Cheryl Gray, |
Immune has a very promising storyline, combining elements from many of the most popular futuristic/sci-fi titles of the past. A drug that makes the population lethargic, uncaring and meek has been slipped into the country's water supply, clearing the way for a semi-theocratic dictatorship reminiscent of The Handmaid's Tale. This coalition, known as G.O.D. (Guardians of Democracy), has eliminated alcohol, drugs, poverty and pollution, but they have also outlawed sex, driven most women out of the workforce and instigated a Big Brotherish system of bugged phone lines, monitored computers and android spies. And the true power players are revealed to be just as corrupt as ever! It is really quite scary how feasible the whole thing sounds.
The protagonist, Dr. Mayton Rude, is among the 2 percent of the population that is immune to the effect of the drug, and he struggles with his memories of the time before, of the many people eliminated in purges (a la Stalin) and his duties, which include turning in any patients with "liberal tendencies" that he may encounter. When he is approached by other immunes, he becomes involved in a plot to distribute an antidote that would return the people to normal. However, the government has other plans.
The ending is not exactly what you would expect, and I'll give just one hint: it's not a happily ever after kind of thing. Now, there are flashes of humor throughout the book. For instance, the following passage describing the weekend rituals of the new society shows definite sarcastic flair:
"Every Saturday at precisely ten hundred hours, the sound of lawn mowers filled the air and by eleven hundred hours, it was again silent. Anyone lucky enough to own a Solis automobile then washed it. Those who didn't own one simply watched the ritual. ... Sunday was barbecue day in the suburbs. Each block of houses had a block supervisor that designated Host duties on a rotation basis. Every Sunday was treated like a once a year party. Everyone ate one hamburger and one hotdog and gushed endlessly about the marvelous lemonade."
And G.O.D.'s version of history, featuring General Orson Welles and General Hanz Solo saving the world from Martian invasion -- a constant threat, the sheeplike public is led to believe -- is truly clever.
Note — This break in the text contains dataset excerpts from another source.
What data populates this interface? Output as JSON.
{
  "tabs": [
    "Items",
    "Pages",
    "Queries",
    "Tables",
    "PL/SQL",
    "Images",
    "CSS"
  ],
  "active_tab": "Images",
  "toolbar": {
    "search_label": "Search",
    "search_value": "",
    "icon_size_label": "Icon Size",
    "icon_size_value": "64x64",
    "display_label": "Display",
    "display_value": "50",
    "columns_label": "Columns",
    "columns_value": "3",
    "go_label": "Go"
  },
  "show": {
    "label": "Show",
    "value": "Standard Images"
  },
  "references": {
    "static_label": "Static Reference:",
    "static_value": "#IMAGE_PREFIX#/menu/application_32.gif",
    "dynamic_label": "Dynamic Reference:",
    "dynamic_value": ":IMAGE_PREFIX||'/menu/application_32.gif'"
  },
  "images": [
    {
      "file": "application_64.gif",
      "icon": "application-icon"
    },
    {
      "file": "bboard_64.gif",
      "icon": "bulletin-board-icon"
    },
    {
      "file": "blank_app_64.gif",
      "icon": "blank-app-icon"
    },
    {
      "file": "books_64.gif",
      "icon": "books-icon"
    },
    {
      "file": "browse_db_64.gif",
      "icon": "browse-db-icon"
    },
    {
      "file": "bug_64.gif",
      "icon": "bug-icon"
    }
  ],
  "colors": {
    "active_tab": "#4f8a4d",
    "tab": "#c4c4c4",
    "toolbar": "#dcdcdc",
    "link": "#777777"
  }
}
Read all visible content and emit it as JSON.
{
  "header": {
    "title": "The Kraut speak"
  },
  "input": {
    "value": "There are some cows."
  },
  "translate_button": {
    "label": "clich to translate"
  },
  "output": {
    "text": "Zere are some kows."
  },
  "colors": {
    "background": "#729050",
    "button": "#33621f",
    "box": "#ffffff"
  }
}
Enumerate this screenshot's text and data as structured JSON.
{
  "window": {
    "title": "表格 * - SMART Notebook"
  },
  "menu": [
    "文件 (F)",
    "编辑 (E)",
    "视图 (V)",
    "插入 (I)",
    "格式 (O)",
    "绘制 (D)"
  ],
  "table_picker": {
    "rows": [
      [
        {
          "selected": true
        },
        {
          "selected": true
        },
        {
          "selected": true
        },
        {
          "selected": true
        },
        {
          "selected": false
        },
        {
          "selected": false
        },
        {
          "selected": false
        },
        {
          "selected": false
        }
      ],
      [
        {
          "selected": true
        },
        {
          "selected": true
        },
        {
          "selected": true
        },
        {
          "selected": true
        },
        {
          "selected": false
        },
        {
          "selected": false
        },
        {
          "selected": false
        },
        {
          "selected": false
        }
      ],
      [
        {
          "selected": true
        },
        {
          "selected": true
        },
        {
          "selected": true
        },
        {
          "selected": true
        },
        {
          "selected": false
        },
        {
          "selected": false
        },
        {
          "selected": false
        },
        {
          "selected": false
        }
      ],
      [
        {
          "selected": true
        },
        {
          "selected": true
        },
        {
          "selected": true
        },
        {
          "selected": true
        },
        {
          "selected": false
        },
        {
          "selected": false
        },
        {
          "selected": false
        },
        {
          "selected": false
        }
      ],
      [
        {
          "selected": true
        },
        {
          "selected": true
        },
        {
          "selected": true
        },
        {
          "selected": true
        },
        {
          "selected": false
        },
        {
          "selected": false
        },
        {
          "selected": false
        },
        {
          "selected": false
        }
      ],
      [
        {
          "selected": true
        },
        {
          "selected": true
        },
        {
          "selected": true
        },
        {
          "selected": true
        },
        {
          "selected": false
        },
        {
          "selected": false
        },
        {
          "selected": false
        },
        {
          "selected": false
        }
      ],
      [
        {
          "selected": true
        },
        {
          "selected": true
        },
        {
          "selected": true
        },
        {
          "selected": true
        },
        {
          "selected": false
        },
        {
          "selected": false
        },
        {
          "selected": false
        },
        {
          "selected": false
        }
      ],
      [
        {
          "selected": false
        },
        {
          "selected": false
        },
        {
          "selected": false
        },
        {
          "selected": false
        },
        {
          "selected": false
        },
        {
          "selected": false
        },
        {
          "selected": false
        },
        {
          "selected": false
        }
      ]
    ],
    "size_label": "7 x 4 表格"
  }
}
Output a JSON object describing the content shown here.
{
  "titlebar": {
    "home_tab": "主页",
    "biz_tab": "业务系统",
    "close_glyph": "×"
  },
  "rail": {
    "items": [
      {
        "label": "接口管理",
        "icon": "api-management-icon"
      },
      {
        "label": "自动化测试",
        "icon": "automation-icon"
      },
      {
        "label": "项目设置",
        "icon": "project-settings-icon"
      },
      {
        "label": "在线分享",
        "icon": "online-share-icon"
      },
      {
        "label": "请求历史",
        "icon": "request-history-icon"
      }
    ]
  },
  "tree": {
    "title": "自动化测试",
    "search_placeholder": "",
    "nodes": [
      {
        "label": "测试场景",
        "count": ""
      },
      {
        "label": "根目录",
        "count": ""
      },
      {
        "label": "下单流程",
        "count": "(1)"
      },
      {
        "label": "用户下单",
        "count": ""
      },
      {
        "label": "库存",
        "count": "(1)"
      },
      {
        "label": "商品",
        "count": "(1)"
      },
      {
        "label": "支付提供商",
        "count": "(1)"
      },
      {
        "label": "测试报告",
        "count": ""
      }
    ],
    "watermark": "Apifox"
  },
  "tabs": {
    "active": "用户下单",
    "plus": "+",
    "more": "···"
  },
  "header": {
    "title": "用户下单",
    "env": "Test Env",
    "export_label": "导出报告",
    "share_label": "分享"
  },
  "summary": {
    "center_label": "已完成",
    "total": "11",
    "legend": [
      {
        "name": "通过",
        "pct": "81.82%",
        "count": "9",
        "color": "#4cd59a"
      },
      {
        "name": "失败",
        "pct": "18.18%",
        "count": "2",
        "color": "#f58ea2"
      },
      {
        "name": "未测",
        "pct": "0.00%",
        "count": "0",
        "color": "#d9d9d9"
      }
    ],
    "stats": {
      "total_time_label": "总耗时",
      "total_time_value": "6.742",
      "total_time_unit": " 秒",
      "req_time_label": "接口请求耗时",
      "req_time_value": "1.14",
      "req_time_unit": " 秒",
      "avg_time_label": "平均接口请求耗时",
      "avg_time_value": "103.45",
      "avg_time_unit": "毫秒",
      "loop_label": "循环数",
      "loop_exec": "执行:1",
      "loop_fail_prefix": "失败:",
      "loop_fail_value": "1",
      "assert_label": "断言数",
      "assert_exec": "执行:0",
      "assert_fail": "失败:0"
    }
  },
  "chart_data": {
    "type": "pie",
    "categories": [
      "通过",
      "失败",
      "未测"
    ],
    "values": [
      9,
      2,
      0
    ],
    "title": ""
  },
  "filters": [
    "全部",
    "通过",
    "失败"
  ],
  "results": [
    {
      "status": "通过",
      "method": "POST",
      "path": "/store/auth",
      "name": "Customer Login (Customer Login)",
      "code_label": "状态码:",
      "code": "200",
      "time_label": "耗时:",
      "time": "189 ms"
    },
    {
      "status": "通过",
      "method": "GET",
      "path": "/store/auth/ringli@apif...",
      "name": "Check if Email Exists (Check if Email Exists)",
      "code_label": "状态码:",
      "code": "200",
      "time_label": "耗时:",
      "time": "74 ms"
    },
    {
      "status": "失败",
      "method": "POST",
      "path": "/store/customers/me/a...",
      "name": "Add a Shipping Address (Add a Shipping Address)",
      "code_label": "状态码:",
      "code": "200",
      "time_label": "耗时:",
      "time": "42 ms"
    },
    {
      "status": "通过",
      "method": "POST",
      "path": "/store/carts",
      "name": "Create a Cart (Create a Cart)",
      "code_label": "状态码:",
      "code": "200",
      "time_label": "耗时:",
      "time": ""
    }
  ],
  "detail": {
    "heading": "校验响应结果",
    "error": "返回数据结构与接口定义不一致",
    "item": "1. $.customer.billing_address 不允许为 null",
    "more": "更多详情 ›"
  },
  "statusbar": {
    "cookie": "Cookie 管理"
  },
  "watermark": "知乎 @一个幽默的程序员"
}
But overall, the tale is really rather sad.
Unfortunately, the narrative and editing don't always live up to the promise of the story. The dialogue is weak in spots, inconsistent and "jerky." It seems to be not quite finished. There are also too many errors that should have been caught by the proofreaders, which are distracting, drawing the reader's attention away from the story.
However, despite the weaknesses of Immune, there were nice moments throughout the book, and I think Gray's future releases definitely bear watching.